Games have been used to simulate war since much earlier, in the 18th century. Players training against each other for the real thing would often get to hide their units until the match began; later additions used multiple boards to maintain fog of war throughout the game. To this day, common household board often let you hide your pieces by keeping them face down or towards you. Card games operate on the same principle.
Fog of war is also familiar to most video gamers. As you explore any game world, the map is typically uncovered in the process, but an area might change while you’re away. In strategy games, knowledge of the map is often crucial to victory over opponents; in games like Starcraft, players use scouts to monitor each other, and build defenses when the opponent builds units.
As a result, some players try to cheat. Older players remember the dreaded “screen looker,” that kid who would focus on your part of the TV and make it impossible to have a realistic game. This became impossible in Starcraft when players were at separate houses, so some would try to use hacking software. Data had to be handled with care to prevent hackers from accessing information that would give them an unfair advantage.
Blockchain Technology
Blockchains are all about data, of course.
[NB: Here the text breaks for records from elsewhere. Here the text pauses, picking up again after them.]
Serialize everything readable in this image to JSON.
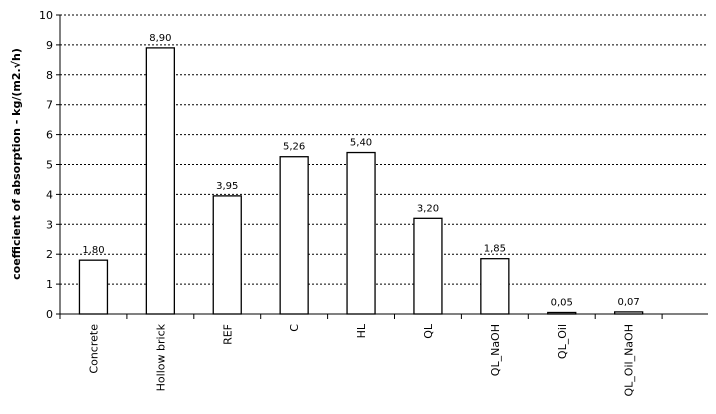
{
  "chart_data": {
    "type": "bar",
    "categories": [
      "Concrete",
      "Hollow brick",
      "REF",
      "C",
      "HL",
      "QL",
      "QL_NaOH",
      "QL_Oil",
      "QL_Oil_NaOH"
    ],
    "values": [
      1.8,
      8.9,
      3.95,
      5.26,
      5.4,
      3.2,
      1.85,
      0.05,
      0.07
    ],
    "data_labels": [
      "1,80",
      "8,90",
      "3,95",
      "5,26",
      "5,40",
      "3,20",
      "1,85",
      "0,05",
      "0,07"
    ],
    "title": "",
    "xlabel": "",
    "ylabel": "coefficient of absorption - kg/(m2.√h)",
    "ylim": [
      0,
      10
    ],
    "yticks": [
      0,
      1,
      2,
      3,
      4,
      5,
      6,
      7,
      8,
      9,
      10
    ],
    "grid": true,
    "legend": "none",
    "colors": {
      "bar_fill": "#ffffff",
      "bar_stroke": "#000000",
      "grid": "#000000"
    }
  }
}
Most of them are transparent, meaning everyone can see everything. Games such as Huntercoin which rely on such blockchains allow players to see the whole map, which prevents surprise attacks of any kind. You can even see their orders as their transactions pass through your node on the peer-to-peer network.
Of course, most blockchain games still use a central server. Games utilizing “token economics” risk revealing how much cryptocurrency a player has, while games utilizing “true ownership” may reveal their items. This might be desirable for bragging rights, but could be undesirable for the purposes of thwarting thieves and competitors.
A simple solution is to simply not reveal your public key and to make a new one for every game. This should suffice for most users. True lords of the dark web, however, could theoretically use blockchains such as Monero—which obfuscate where money is flowing to and from—to further hide their tracks.
Emerging solutions to allow traditional fog of war in fully decentralized online games have been developed by the XAYA team. In Xayaships, players send a signed timestamp of their chosen locations for their units. At the end of the game, they reveal their tiles, and can use the timestamps to verify each other’s honesty. Cheaters lose whatever they bet.
In another example, Daniel Kraft hypothesized in one paper for a scientific journal that blockchain sharding—where the blockchain is broken up into pieces, each of which are held by only a few players—could be used to scale massive multiplayer online games. Players would only need to see tiles on the map close to them, and would not be granted access to shards for hidden areas. Provable fairness ensures that players are not deceived this way.